Jesse Friedman conducted a question-and-answer session via Skype at the event, where the group discussed various sexual issues.

“It’s been a horrific and horrible experience,” Friedman said. “As much as the film was disruptive to my life, the consolation is that there are a great number of people who saw the film and took a minute to pause and reconsider. Maybe not everything you see in the news in necessarily an unbiased position.”

Friedman claims he and his father are both innocent of the crime and that his neighbors falsely accused him based on misleading facts from the police. He spoke about the negative stigma against sex offenders and how it is reflected in the legal system.

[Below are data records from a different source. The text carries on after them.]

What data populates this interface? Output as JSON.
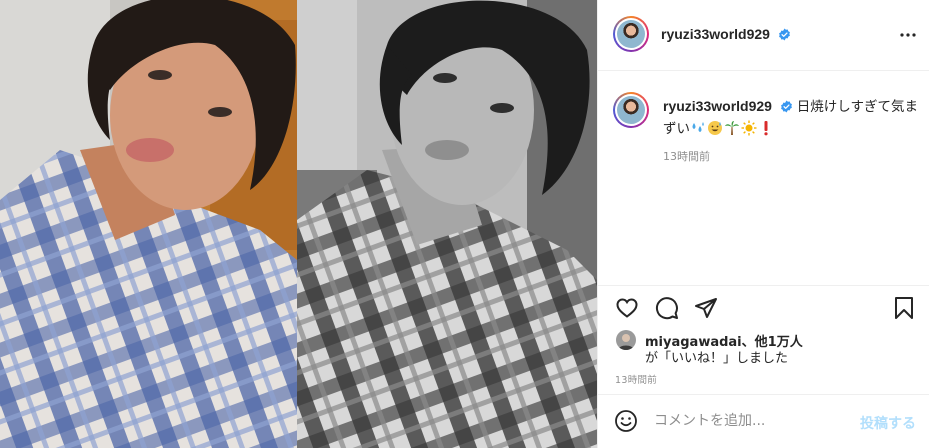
{
  "post": {
    "username": "ryuzi33world929",
    "verified": true,
    "caption": "日焼けしすぎて気まずい",
    "caption_emojis": [
      "sweat-drops-icon",
      "grinning-sweat-face-icon",
      "palm-tree-icon",
      "sun-icon",
      "exclamation-icon"
    ],
    "caption_time": "13時間前",
    "likes_user": "miyagawadai",
    "likes_others": "、他1万人",
    "likes_suffix": "が「いいね！」しました",
    "post_time": "13時間前"
  },
  "comment": {
    "placeholder": "コメントを追加...",
    "submit_label": "投稿する"
  },
  "colors": {
    "verified": "#3897f0",
    "post_button_disabled": "#b2dffc",
    "muted": "#8e8e8e"
  }
}
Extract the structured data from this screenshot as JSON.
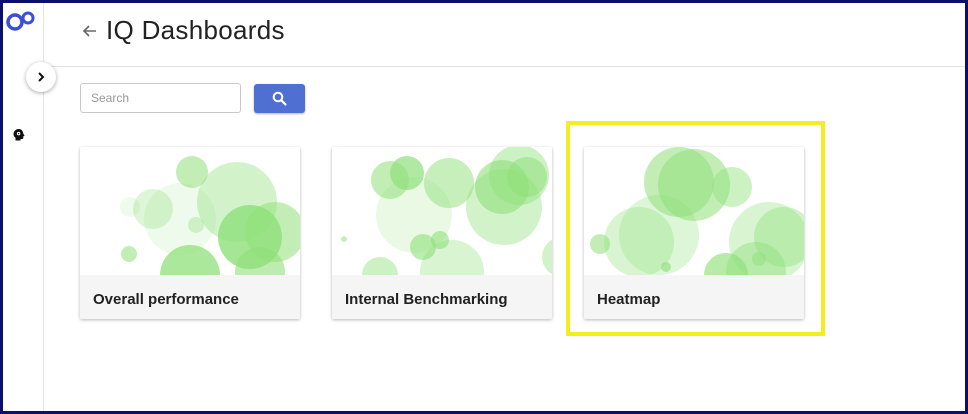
{
  "app": {
    "title": "IQ Dashboards"
  },
  "header": {
    "back_icon": "arrow-left-icon"
  },
  "sidebar": {
    "logo_icon": "app-logo-icon",
    "expand_icon": "chevron-right-icon",
    "items": [
      {
        "icon": "brain-icon"
      }
    ]
  },
  "search": {
    "placeholder": "Search",
    "value": "",
    "button_icon": "search-icon"
  },
  "cards": [
    {
      "label": "Overall performance"
    },
    {
      "label": "Internal Benchmarking"
    },
    {
      "label": "Heatmap",
      "highlighted": true
    }
  ],
  "colors": {
    "accent": "#4f6fd3",
    "bubble_green": "#8fe07a",
    "highlight": "#f5ee1f",
    "border": "#0b0f6e"
  }
}
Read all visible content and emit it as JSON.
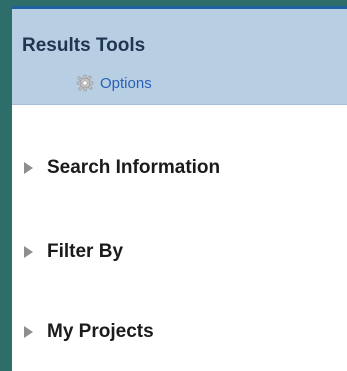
{
  "header": {
    "title": "Results Tools",
    "options_label": "Options",
    "options_icon": "gear-icon"
  },
  "sections": [
    {
      "label": "Search Information",
      "icon": "triangle-right-icon"
    },
    {
      "label": "Filter By",
      "icon": "triangle-right-icon"
    },
    {
      "label": "My Projects",
      "icon": "triangle-right-icon"
    }
  ],
  "colors": {
    "background": "#2e6e6a",
    "header_bg": "#b8cfe3",
    "top_border": "#1f5fa3",
    "link": "#2a60b6",
    "arrow": "#8e8e8e"
  }
}
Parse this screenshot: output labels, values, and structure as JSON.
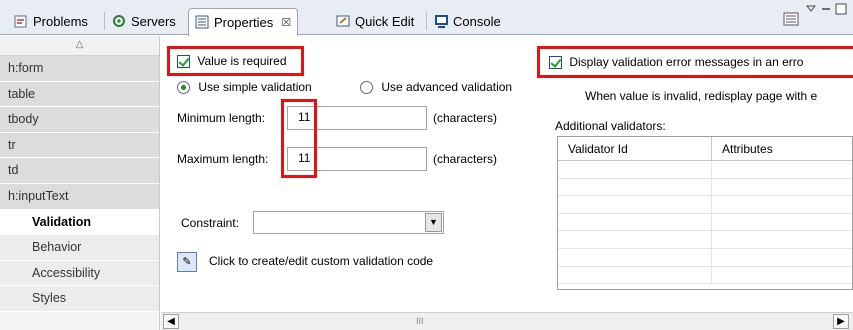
{
  "tabs": [
    {
      "label": "Problems",
      "icon": "problems-icon"
    },
    {
      "label": "Servers",
      "icon": "servers-icon"
    },
    {
      "label": "Properties",
      "icon": "properties-icon",
      "active": true
    },
    {
      "label": "Quick Edit",
      "icon": "quick-edit-icon"
    },
    {
      "label": "Console",
      "icon": "console-icon"
    }
  ],
  "tab_close": "☒",
  "nav_items": [
    {
      "label": "h:form"
    },
    {
      "label": "table"
    },
    {
      "label": "tbody"
    },
    {
      "label": "tr"
    },
    {
      "label": "td"
    },
    {
      "label": "h:inputText"
    },
    {
      "label": "Validation",
      "selected": true
    },
    {
      "label": "Behavior"
    },
    {
      "label": "Accessibility"
    },
    {
      "label": "Styles"
    }
  ],
  "validation": {
    "value_required": "Value is required",
    "simple_validation": "Use simple validation",
    "advanced_validation": "Use advanced validation",
    "min_length_label": "Minimum length:",
    "min_length_value": "11",
    "max_length_label": "Maximum length:",
    "max_length_value": "11",
    "units": "(characters)",
    "constraint_label": "Constraint:",
    "constraint_value": "",
    "custom_code": "Click to create/edit custom validation code"
  },
  "right_panel": {
    "display_errors": "Display validation error messages in an erro",
    "redisplay_text": "When value is invalid, redisplay page with e",
    "additional_validators": "Additional validators:",
    "columns": [
      "Validator Id",
      "Attributes"
    ]
  },
  "scroll_grip": "III",
  "colors": {
    "highlight": "#e81010",
    "tab_bg": "#e8ecf3"
  }
}
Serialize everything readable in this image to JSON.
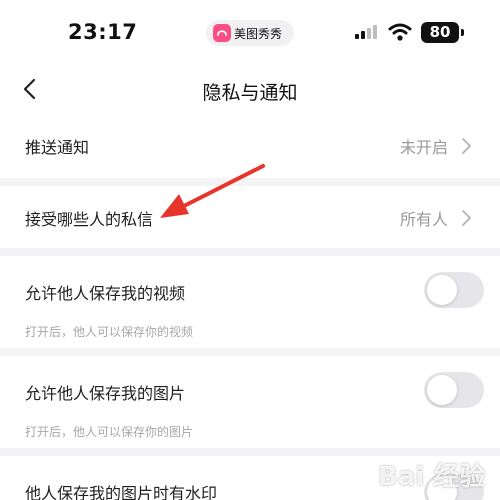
{
  "status_bar": {
    "time": "23:17",
    "app_name": "美图秀秀",
    "battery": "80",
    "brand_color": "#fb4e84"
  },
  "nav": {
    "title": "隐私与通知",
    "back_icon": "chevron-left-icon"
  },
  "rows": [
    {
      "label": "推送通知",
      "value": "未开启"
    },
    {
      "label": "接受哪些人的私信",
      "value": "所有人"
    },
    {
      "label": "允许他人保存我的视频",
      "hint": "打开后，他人可以保存你的视频",
      "toggle_on": false
    },
    {
      "label": "允许他人保存我的图片",
      "hint": "打开后，他人可以保存你的图片",
      "toggle_on": false
    },
    {
      "label": "他人保存我的图片时有水印",
      "toggle_on": false
    }
  ],
  "annotation": {
    "color": "#e8352b",
    "points_to": "接受哪些人的私信"
  },
  "watermark": {
    "text": "Bai 经验"
  }
}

After his 13 years in prison, he was on probation for another five years in New York City. He was required to wear a curfew bracelet, could not have a postal box and could not go near parks or schools, among other restrictions.

He has made several appeals to the courts, which are now conducting another thorough investigation of his case. He is now married and lives in Connecticut but said he has gone through years of therapy to overcome post-traumatic stress disorder. He is still a registered sex offender.

“I’d much rather know if my neighbor has a meth lab in their garage than to know if there’s a sex offender living next store to me,” Friedman said. “There should be murderers registered and drug addicts registered. I’d really like to know how many burglars and car thieves live in my neighborhood. It’s a right-to-privacy issue.”

Bailey and sociology Prof. Hector Carrillo were also present at the event to help lead the discussion. Both professors incorporate this documentary into their curricula, though Bailey’s was an optional after-class viewing.

Bailey said he saw this film when it came out in 2003 and found it “utterly shattering and tragic.” He said he thinks the film raises important issues and is one step forward to clearing Friedman’s case.

“I haven’t done much in previous years with Sex Week,” Bailey said. “I think this is a fantastic event, this particular one. And if the other events are anything like this one, I am definitely a supporter.”